Le principe de neutralité revendiqué par certains États a marqué les relations internationales au cours des derniers siècles. À l’heure où les conflits n’obéissent plus aux règles classiques interétatiques, où la mondialisation n’empêche pas les déferlements de violence, la neutralité est-elle encore un concept pertinent au XXIe siècle ?
La neutralité a-t-elle encore un sens ?
Does Neutrality Still Have a Meaning?
The neutrality claimed by certain States has marked international relations over the past centuries. At a time when conflicts no longer obey classic interstate rules and where globalization does not prevent violence from unfolding, is neutrality still a relevant concept in the 21st century?
La notion de neutralité est un concept mis en évidence en mathématiques ; l’élément neutre est celui dont la présence n’a aucune influence sur tous les autres éléments d’un ensemble. Dans une addition ou dans une soustraction, le zéro est neutre, il n’a pas d’incidence sur le résultat ; il en va de même du un en tant que multiplicateur ou diviseur. Étymologiquement, le mot neutre est composé de ne et uter, neuter signifiant « ni l’un, ni l’autre » ; il marque l’indécision, le choix non assumé ; il renvoie à la notion d’indifférence neutralis « neutre » qui a évolué en neutralitas dans le latin médiéval. Dans le domaine des relations internationales, la neutralité d’un État signifie que celui-ci refuse de prendre parti et, bien sûr, de s’engager en particulier en cas de conflit ; toutefois, si la neutralité est reconnue en droit international, il n’en existe pas de définition juridique et la maîtrise de ce concept est plus complexe qu’il n’y paraît. Aussi, l’approche qui nous semble être la plus pertinente relève de la systémique ; à partir de l’exemple de la Suisse, il est intéressant d’observer comment le principe de neutralité, tel qu’il a été ensuite théorisé par le droit international, trouve ses fondements dans la pratique des relations internationales, particulièrement en Europe et dans l’évolution des pays se proclamant neutres face à des voisins belliqueux.
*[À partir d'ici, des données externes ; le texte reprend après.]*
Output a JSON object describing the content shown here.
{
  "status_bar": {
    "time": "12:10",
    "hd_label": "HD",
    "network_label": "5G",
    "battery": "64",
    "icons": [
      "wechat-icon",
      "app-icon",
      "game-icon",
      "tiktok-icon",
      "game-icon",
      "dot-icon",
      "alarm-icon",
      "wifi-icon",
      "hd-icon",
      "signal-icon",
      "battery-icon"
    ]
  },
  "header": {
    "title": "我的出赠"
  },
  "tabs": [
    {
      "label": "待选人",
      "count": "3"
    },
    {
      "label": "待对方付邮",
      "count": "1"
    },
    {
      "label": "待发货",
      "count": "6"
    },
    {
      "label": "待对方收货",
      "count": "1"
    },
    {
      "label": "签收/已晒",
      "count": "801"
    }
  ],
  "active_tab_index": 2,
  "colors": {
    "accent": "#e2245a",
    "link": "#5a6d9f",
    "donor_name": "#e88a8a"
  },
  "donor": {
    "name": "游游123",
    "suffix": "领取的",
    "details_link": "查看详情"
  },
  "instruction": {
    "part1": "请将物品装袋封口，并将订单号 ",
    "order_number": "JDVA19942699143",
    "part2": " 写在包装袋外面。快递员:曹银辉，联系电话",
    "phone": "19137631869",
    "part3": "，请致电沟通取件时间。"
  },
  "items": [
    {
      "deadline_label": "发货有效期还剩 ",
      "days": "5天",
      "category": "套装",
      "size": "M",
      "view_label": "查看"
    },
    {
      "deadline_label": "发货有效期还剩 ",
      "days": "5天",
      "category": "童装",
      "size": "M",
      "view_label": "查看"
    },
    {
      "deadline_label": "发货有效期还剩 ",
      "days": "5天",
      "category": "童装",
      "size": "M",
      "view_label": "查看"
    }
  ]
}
La Suisse « maître étalon » de la neutralité
Si la Suisse fait souvent figure de « maître étalon » de la neutralité jusqu’au XVIe siècle, les cantons sont souvent partie prenante aux conflits opposant les États européens ; la prise en compte de leur neutralité dans les relations internationales modernes est une des conséquences de la bataille de Marignan et du Traité de Fribourg du 7 novembre 1515 ; 7 cantons sur 12 acceptent de ne plus combattre les Français recevant des sommes conséquentes en contrepartie de cette « paix perpétuelle ». Les Suisses se tiennent désormais à l’écart des opérations militaires, mais ils n’en fournissent pas moins des armes aux belligérants. Il faut attendre la fin de la guerre de Trente Ans et les Traités de Westphalie, pour que les puissances européennes reconnaissent la « neutralité » de la Suisse. Avec l’intervention, en 1798, des troupes françaises, la Suisse se transforme en une éphémère république helvétique et doit renoncer à sa neutralité. En 1812, l’Empereur octroie l’Acte de médiation rétablissant la Confédération ; mais la Suisse est aussi obligée de fournir à l’armée française un contingent de troupes. Après la défaite française de Leipzig, en octobre 1813, le pays proclame à nouveau sa neutralité, même s’il est occupé par les armées de la coalition antifrançaise. Le Traité de Paris du 20 novembre 1815 reconnaît « la neutralité perpétuelle » de la Suisse et l’inviolabilité de son territoire ; elle accueille plusieurs organisations internationales dès la fin du XIXe siècle ; à l’issue de la Première Guerre mondiale, dans laquelle elle n’a pas été impliquée, s’y installe la Société des Nations, dont elle devient membre le 20 mars 1920.